Agriculture is the fundamental
issue for developing countries, while market access, deregulation of investment
and strong patent rules are of crucial importance to the United States. In these
nonagricultural issues, the U.S. negotiating agenda for Miami is too ambitious.
At Cancún, developing countries comprehensively rejected European Union demands
for rules on the liberalization of investment and services, but the United States
has placed these at the top of its list of priorities. And to show that it means
business, it recently demanded that Costa Rica opens up industries like telecommunications,
electricity and insurance.
Intellectual property is another area in which the
United States has adopted a negotiating stance at variance with the needs of Latin
America. Under its proposals, the FTAA would enshrine far stronger protection
for patent holders than provided for in WTO rules. The upshot would be an increase
in the cost of technology transfer and rising prices for medicines as U.S. patent
holders use the FTAA to enforce the highest prices. For Latin America the flip
side would be reduced innovation and deteriorating public health.
In many respects,
the Miami meeting represents a crossroads in international trade negotiations.
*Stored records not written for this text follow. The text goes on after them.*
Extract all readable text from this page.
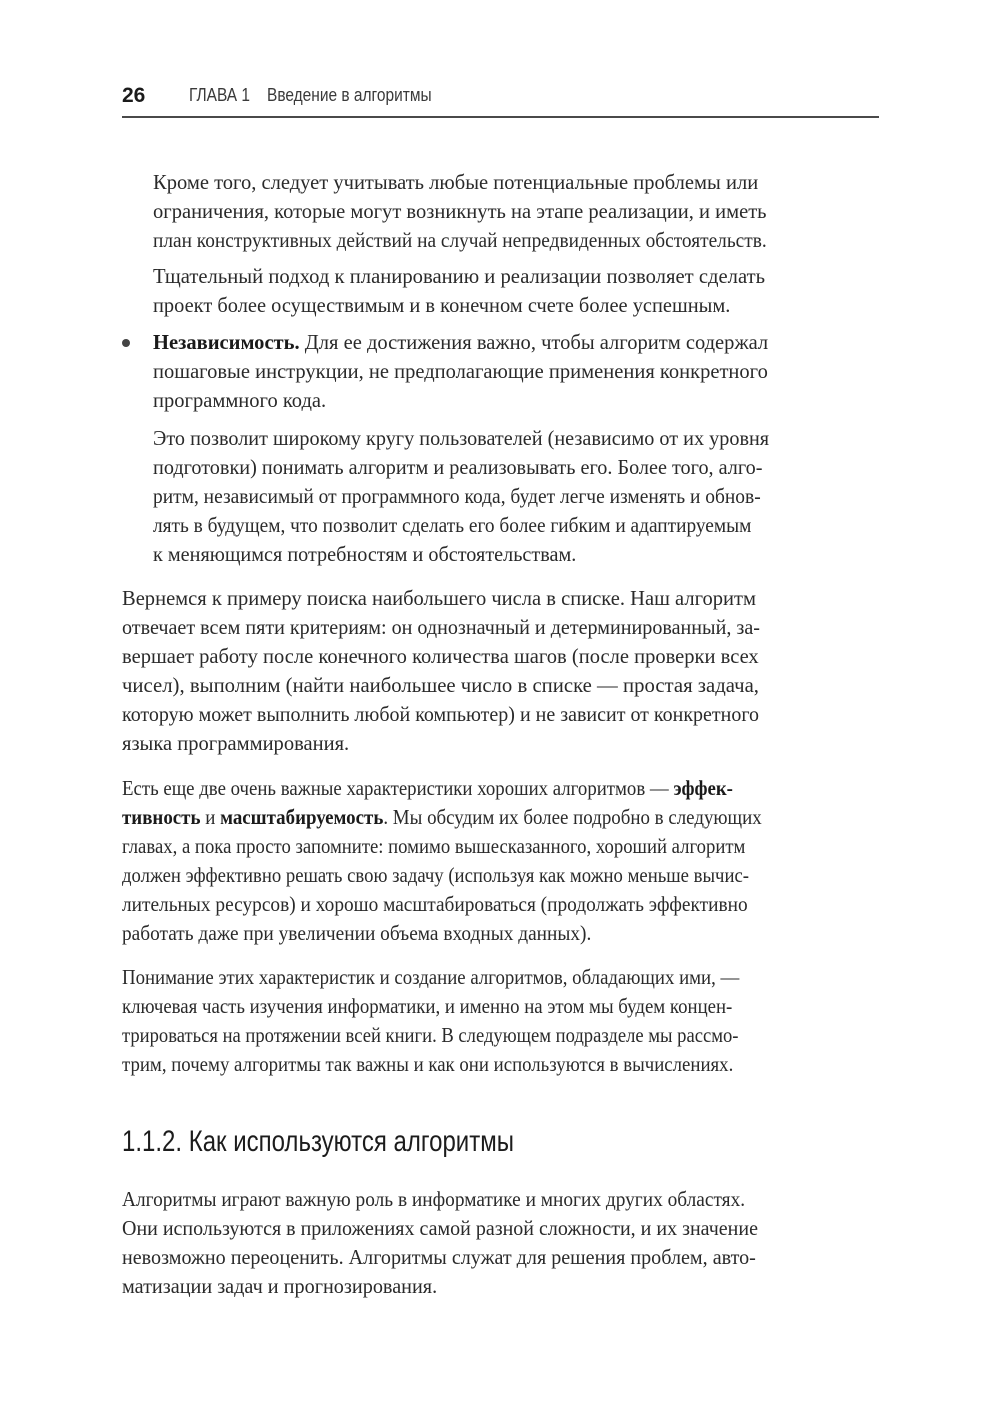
26 ГЛАВА 1 Введение в алгоритмы
Кроме того, следует учитывать любые потенциальные проблемы или
ограничения, которые могут возникнуть на этапе реализации, и иметь
план конструктивных действий на случай непредвиденных обстоятельств.
Тщательный подход к планированию и реализации позволяет сделать
проект более осуществимым и в конечном счете более успешным.
Независимость. Для ее достижения важно, чтобы алгоритм содержал
пошаговые инструкции, не предполагающие применения конкретного
программного кода.
Это позволит широкому кругу пользователей (независимо от их уровня
подготовки) понимать алгоритм и реализовывать его. Более того, алго-
ритм, независимый от программного кода, будет легче изменять и обнов-
лять в будущем, что позволит сделать его более гибким и адаптируемым
к меняющимся потребностям и обстоятельствам.
Вернемся к примеру поиска наибольшего числа в списке. Наш алгоритм
отвечает всем пяти критериям: он однозначный и детерминированный, за-
вершает работу после конечного количества шагов (после проверки всех
чисел), выполним (найти наибольшее число в списке — простая задача,
которую может выполнить любой компьютер) и не зависит от конкретного
языка программирования.
Есть еще две очень важные характеристики хороших алгоритмов — эффек-
тивность и масштабируемость. Мы обсудим их более подробно в следующих
главах, а пока просто запомните: помимо вышесказанного, хороший алгоритм
должен эффективно решать свою задачу (используя как можно меньше вычис-
лительных ресурсов) и хорошо масштабироваться (продолжать эффективно
работать даже при увеличении объема входных данных).
Понимание этих характеристик и создание алгоритмов, обладающих ими, —
ключевая часть изучения информатики, и именно на этом мы будем концен-
трироваться на протяжении всей книги. В следующем подразделе мы рассмо-
трим, почему алгоритмы так важны и как они используются в вычислениях.
1.1.2. Как используются алгоритмы
Алгоритмы играют важную роль в информатике и многих других областях.
Они используются в приложениях самой разной сложности, и их значение
невозможно переоценить. Алгоритмы служат для решения проблем, авто-
матизации задач и прогнозирования.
For the United States, the exercise appears to be part of a wider post-Cancún
strategy which undermines multilateralism and the WTO. Increasingly, the preferred
option seems to be recourse to bilateralism and regional agreements in which U.S.
power can overcome the resistance of developing countries.
The danger is that
the FTAA will become the harbinger of a new form of unequal trade treaty imposed
through power politics. Ultimately, this is in nobody's interest - including that
of the United States. Millions of American jobs depend on prosperity in other
countries, and on the stability that a multilateral system of rules can provide.
Imposing unequal trade treaties will be bad for millions of the world's poorest
people, who stand to be excluded from the potential benefits of globalization.
Disillusion with the current system is at the heart of recent unrest in a number
of countries of the region. This puts at risk the democratic reforms that spread
across Latin America during the 1990's. The last thing the United States needs
is a political powder keg to the south. Putting the development needs of people
at the center of the FTAA negotiations is the best way to prevent a return to
authoritarianism and conflict.
The writer is honorary president of Oxfam
International and executive director of the Ethical Globalization Initiative.